Now let’s perform the sentiment analysis. Sentiment spans a positive/negative axis, which we’ll map over the course of the show. We’ll evaluate sentiment on a song-by-song basis. A LOESS smoothing line is a good way to track the general sentiment of the show:

# Creating the set of sentiments we'll use
nrc <- sentiments %>%
  filter(lexicon == "nrc") %>%
  select(-score, -lexicon) %>%
  filter(sentiment %in% c("positive", "negative"))

# Joining sentiment and song
library(tidyr)
hamilton_sentiment <- ham_token_tbl %>%
  inner_join(nrc) %>% 
  count(index = song, sentiment) %>% 
  spread(sentiment, n, fill = 0) %>% 
  mutate(sentiment = positive - negative)

# Putting the songs back in order
ham_song_names_tbl <- data.frame(num = 1:length(ham_lyrics_pages))
ham_song_names_tbl$index <- str_extract(ham_lyrics_pages, "[a-z|0-9]+\\.htm") %>%
  str_replace("\\.htm", "")

hamilton_sentiment %<>%
  left_join(ham_song_names_tbl) %>%
  arrange(num)

plot(hamilton_sentiment$sentiment, bty = "n",
     xlab = "Song Number", ylab = "Sentiment",
     main = "Sentiment Analysis of Hamilton",
     pch = 19, col = "#E0162B")

loess_ham <- loess.smooth(hamilton_sentiment$num,
                          hamilton_sentiment$sentiment,
                          span = .15, degree = 2)

lines(loess_ham, col = "#0052A5", lwd = 5)

center

The first three peaks show the first major positive events in Hamilton’s life: meeting his friends, becoming Washington’s secretary, and then meeting and marrying Eliza. The fourth peek around the 15th song encompasses the events of the Revolutionary War, and the peak after the 20th song occurs at the same time as the song “Non-Stop,” one of the most energetic songs in the show. Around the 35th song there’s a big peak which is influenced by the fact that “One Last Time” is given a very high sentiment rating, but that peak quickly falls off with “Hurricane” which is the 36th song.

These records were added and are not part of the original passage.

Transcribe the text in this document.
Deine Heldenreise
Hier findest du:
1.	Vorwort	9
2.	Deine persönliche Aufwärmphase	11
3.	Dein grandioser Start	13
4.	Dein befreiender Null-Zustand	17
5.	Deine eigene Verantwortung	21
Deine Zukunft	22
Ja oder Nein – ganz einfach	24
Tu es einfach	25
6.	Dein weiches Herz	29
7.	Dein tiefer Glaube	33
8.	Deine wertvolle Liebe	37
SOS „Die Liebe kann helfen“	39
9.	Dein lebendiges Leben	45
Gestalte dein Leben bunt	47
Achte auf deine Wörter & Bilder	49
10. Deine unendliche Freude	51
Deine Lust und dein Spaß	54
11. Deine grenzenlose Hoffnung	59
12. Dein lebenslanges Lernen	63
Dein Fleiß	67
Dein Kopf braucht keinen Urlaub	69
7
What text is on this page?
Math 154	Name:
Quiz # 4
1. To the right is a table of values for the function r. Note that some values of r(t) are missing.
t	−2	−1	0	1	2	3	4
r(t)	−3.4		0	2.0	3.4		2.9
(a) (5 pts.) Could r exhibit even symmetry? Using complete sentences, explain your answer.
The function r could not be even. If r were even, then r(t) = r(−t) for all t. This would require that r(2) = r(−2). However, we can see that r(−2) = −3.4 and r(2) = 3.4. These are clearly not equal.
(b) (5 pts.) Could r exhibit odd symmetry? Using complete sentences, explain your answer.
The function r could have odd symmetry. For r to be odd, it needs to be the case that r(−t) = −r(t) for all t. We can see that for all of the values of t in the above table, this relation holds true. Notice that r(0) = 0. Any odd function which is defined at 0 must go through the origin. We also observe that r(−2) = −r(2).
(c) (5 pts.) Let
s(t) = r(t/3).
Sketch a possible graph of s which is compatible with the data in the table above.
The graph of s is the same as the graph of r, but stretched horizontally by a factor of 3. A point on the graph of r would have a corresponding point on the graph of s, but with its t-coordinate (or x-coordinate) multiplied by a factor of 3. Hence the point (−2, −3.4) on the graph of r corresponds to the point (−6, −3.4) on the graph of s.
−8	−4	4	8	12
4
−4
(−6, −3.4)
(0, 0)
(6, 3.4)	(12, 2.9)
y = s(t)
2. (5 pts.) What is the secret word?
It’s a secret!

The last peak shows Hamilton and and Eliza rebuilding their relationship, peaking with “It’s Quiet Uptown,” with the show then descending into the Hamilton-Burr duel.

Closing Thoughts

Text and sentiment analysis seem to capture several of the major themes and movements in Hamilton’s plot, but under close examination some of the sentiment scores of certain songs don’t make sense in the context of the show. For example: although I think of “My Shot” as a positive song it has a sentiment score of -32, meanwhile “One Last Time” which is more melancholy has a score of 41. It would be interesting to get musical theater scholars and a computational sentiment experts to work together to “validate” particular sentiment values and techniques against a consensus of literary/theatrical meaning. It would also be very interesting to analyze the sentiment of the music in every song and to see how that correlates with the sentiment of the words.


Thank you again to Julia Silge and David Robinson for building these tools and for providing fantastic examples for their use.